First things first: Forget the whole idea of work/life balance. It’s not practical. Instead, you need to start thinking in terms of boundaries.

As a business owner, you always have more work to do. That whole finding “balance” idea? Well, it isn’t all that practical–or possible.

Ed Batista, an executive coach and instructor at the Stanford Graduate School of Business, is a self-proclaimed workaholic, so he knows the innate struggles. “The concept of life/work balance isn’t that helpful for us,” Batista writes in the Harvard Business Review. “[As workaholics,] we need to protect ourselves primarily from our own internal drive.”

One way of protecting yourself from burning out is to substitute “boundaries” for “balance,” he says. “While balance requires an unsteady equilibrium among the various demands on our time and energy, boundaries offer a sustainable means of keeping things in their proper place,” he writes.

Below, read three boundaries Batista says will help workaholics stay sane and healthy.

Establish temporal boundaries.

The idea here is to reserve certain times exclusively for family, friends, exercise, and other non-work activites.

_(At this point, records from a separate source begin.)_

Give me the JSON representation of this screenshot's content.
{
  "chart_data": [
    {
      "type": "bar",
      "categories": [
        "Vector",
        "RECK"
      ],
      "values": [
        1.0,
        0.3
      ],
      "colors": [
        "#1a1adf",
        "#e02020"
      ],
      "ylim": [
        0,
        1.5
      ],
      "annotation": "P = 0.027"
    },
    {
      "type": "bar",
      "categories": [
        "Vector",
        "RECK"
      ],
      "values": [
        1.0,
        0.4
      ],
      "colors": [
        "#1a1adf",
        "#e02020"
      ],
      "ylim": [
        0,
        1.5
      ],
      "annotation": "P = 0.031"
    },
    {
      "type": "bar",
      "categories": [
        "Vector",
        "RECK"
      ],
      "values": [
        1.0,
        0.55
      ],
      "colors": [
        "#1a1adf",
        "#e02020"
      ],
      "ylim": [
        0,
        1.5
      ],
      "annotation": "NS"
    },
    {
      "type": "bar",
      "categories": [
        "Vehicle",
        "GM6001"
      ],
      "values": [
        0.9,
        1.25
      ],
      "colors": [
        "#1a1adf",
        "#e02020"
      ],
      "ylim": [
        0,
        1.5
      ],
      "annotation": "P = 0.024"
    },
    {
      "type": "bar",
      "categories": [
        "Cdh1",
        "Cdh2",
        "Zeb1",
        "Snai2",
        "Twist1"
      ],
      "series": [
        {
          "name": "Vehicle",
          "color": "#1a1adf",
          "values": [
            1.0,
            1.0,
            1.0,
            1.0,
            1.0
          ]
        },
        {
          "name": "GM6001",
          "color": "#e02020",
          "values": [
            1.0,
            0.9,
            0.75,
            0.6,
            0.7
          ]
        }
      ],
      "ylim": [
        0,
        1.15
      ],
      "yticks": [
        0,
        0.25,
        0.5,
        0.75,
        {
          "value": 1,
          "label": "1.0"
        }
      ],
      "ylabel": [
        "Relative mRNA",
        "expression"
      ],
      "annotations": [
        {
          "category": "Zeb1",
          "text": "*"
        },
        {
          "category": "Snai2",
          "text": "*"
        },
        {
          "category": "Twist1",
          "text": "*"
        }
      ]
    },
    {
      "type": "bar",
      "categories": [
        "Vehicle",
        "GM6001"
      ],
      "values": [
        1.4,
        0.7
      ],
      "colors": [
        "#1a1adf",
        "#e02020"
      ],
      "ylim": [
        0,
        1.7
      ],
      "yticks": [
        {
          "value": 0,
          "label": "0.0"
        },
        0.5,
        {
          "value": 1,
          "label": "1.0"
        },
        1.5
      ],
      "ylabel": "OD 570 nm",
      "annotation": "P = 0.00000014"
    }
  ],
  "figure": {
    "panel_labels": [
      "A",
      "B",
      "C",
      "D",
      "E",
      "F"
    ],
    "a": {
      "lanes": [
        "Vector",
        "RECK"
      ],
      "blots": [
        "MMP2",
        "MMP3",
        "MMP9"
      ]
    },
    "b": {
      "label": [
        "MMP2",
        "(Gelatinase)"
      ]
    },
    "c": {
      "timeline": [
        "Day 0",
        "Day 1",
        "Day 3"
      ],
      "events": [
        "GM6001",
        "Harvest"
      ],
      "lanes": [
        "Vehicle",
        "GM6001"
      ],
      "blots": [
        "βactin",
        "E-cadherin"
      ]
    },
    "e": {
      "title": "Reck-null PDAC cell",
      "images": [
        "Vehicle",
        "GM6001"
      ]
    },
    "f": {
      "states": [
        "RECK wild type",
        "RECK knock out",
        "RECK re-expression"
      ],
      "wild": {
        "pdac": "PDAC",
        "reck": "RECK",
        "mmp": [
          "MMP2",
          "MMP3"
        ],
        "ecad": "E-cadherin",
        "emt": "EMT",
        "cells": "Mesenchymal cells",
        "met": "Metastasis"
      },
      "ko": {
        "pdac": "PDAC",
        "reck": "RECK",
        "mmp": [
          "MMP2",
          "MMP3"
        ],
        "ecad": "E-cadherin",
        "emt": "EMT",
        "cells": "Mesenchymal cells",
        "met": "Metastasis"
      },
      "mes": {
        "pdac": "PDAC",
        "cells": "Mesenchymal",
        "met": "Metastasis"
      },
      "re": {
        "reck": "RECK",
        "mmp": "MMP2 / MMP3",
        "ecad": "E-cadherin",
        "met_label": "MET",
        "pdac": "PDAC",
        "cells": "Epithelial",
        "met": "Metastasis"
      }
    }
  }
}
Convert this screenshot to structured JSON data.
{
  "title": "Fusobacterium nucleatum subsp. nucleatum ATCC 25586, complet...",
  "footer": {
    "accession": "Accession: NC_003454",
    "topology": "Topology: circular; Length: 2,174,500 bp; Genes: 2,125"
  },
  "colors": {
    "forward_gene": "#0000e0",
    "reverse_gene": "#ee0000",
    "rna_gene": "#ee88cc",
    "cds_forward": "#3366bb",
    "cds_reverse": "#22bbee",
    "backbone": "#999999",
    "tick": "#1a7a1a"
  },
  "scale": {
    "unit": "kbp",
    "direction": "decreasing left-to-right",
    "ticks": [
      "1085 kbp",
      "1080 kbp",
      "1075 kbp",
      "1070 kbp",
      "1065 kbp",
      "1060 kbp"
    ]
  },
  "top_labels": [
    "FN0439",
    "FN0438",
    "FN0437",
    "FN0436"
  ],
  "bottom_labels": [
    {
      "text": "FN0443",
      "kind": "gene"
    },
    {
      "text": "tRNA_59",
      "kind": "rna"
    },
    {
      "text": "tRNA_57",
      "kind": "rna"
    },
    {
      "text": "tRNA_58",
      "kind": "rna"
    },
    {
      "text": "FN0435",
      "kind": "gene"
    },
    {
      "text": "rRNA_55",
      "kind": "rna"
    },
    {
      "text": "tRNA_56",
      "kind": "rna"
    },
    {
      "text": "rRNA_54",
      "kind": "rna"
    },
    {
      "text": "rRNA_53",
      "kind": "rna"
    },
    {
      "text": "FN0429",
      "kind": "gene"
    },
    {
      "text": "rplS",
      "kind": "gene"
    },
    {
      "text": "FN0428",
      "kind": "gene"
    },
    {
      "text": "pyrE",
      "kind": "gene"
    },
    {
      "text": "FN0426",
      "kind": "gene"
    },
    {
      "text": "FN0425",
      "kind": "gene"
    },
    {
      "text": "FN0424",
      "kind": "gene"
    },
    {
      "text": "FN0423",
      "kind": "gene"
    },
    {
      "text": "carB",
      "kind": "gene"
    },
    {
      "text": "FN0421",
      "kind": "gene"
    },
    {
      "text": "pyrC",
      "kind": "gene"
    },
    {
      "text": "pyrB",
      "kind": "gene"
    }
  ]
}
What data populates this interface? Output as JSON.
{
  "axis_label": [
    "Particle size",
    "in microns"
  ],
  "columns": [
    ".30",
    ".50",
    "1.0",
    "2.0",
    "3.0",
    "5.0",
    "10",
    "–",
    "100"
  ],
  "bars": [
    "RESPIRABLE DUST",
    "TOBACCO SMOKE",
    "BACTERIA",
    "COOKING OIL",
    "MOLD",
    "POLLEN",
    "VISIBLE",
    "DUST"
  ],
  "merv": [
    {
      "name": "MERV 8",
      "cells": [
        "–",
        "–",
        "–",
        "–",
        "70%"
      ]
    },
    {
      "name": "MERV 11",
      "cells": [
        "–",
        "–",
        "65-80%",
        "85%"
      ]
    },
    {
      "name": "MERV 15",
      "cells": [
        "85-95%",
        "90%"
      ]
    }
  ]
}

Batista says the difference between these boundaries and balance is that the amount of undisturbed time set aside for non-work related activities may vary, but it has to remain completely undisrupted by work. “What matters is that we create and maintain a functional boundary around that time,” he writes.

Maintain physical boundaries.

You need to create physical boundaries between you and your work. “Physical boundaries ensure that we get out of our offices and workplaces at regular intervals and create actual distance between us and our work,” he writes, explaining this includes not looking at email, your laptop, smartphone, or papers when you’re in certain spaces. “Again, the question is not about balancing the two worlds, but establishing boundaries to create the needed separation.”

Create cognitive boundaries.

Learning to control where your attention wanders is what Batista calls a “cognitive boundary.” “Cognitive boundaries help us resist the temptation to think about work and focus our attention on the people or activity at hand,” he writes. “Recognizing when our attention is being held hostage by work and turning it elsewhere requires persistent, dedicated effort, but it yields substantial rewards, in part because our focused attention is one of our greatest resources.” Batista recommends practicing meditation, which is the ability to control and direct your attention.